In the past decade, recreation has skyrocketed on our public lands, with mountain bikers, hikers, trail runners, ORV riders, snowshoers, dirt bikers, anglers, hunters and skiers pounding the backcountry year round. In places, the traffic increase has dramatically changed the experience of backcountry travel. For example, while the famous 28-mile Four Pass Loop near Aspen, Colorado, an hour’s drive from the Trail Runner offices, is almost entirely in designated wilderness, the stream of people on the trails make it hard to achieve a “wilderness experience.” The route is still beautiful, and, in the end, we are no worse off physically for the wild increase in traffic.
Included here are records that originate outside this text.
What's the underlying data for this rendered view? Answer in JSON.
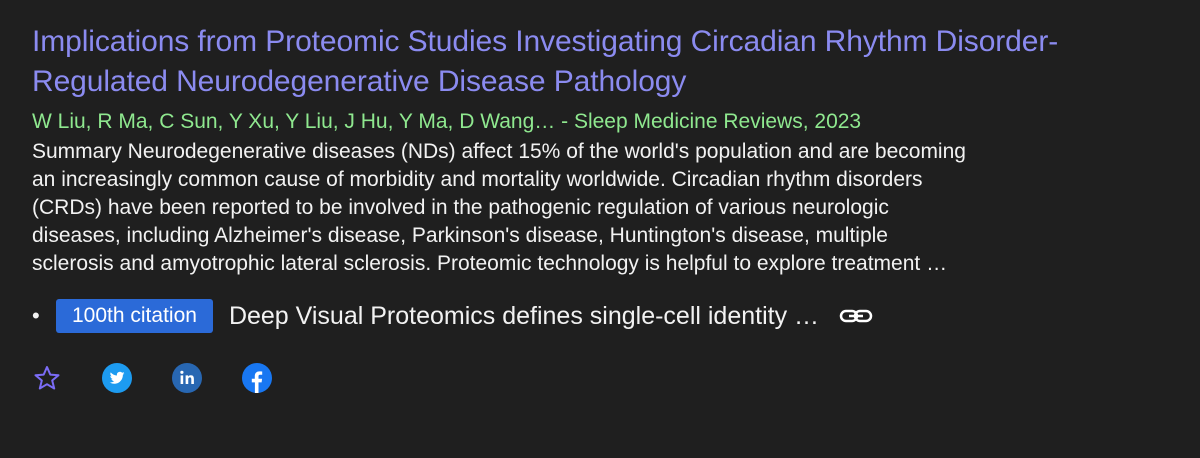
{
  "result": {
    "title": "Implications from Proteomic Studies Investigating Circadian Rhythm Disorder-Regulated Neurodegenerative Disease Pathology",
    "authors": "W Liu, R Ma, C Sun, Y Xu, Y Liu, J Hu, Y Ma, D Wang… - Sleep Medicine Reviews, 2023",
    "snippet": "Summary Neurodegenerative diseases (NDs) affect 15% of the world's population and are becoming an increasingly common cause of morbidity and mortality worldwide. Circadian rhythm disorders (CRDs) have been reported to be involved in the pathogenic regulation of various neurologic diseases, including Alzheimer's disease, Parkinson's disease, Huntington's disease, multiple sclerosis and amyotrophic lateral sclerosis. Proteomic technology is helpful to explore treatment …"
  },
  "citation": {
    "bullet": "•",
    "badge": "100th citation",
    "title": "Deep Visual Proteomics defines single-cell identity …"
  },
  "share": {
    "icons": [
      "star-icon",
      "twitter-icon",
      "linkedin-icon",
      "facebook-icon"
    ]
  },
  "colors": {
    "background": "#1f1f1f",
    "title": "#8b8bf0",
    "authors": "#8fe88f",
    "badge": "#2b6ad8",
    "twitter": "#1d9bf0",
    "linkedin": "#2867b2",
    "facebook": "#1877f2"
  }
}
But there are other residents of the area that are being profoundly negatively impacted—wildlife, and in particular the magnificent Rocky Mountain elk.
In a June 16, 2018, article in the Vail Daily by Pam Boyd, a sobering quote from a wildlife manager for Colorado Parks and Wildlife sums up the magnitude of the problem: “The numbers [of elk] we have counted have dropped some 50 (percent) to 60 percent in the last 10 years,” Craig Wescoatt said. “We are not seeing the animals migrate to another area or permanently move somewhere else. They are just dead and gone.”
A combination of factors is to blame, but the prime culprit, say the wildlife biologists quoted in the Vail Daily article and others, is human disruption. And while it is easy to blame the more obvious offenders like braapping dirt bikers or dog owners who allow their pets to chase wildlife, the elk appear to be overstressed by the sheer volume of human encounters. In our region, trail runners are going more often to previously seldom-visited areas, many of them elk enclaves. The elk have few undisturbed areas to rest.
What happens when elk get overstressed? They die.
Tom Cardamone is the executive director of the Watershed Biodiversity Initiative, a two-year science-based study involving numerous public and private stakeholders on Colorado’s one-million-acre Roaring Fork Watershed from Aspen to the Colorado River. Wrapping up next year, the study hopes to be responsive to the causes of the wildlife declines by determining the highest-priority conservation areas and craft an action plan to protect and restore biodiversity. While Cardamone acknowledges that the situation is critical, he expresses hope for solutions and compliance.
“Whether you’re a mushroom hunter or ridge runner, all recreationalists seem to value wildlife,” he says. “Our hope is that they would be willing to concentrate in less-important areas and accept restrictions that would allow recovery of the ecosystem.”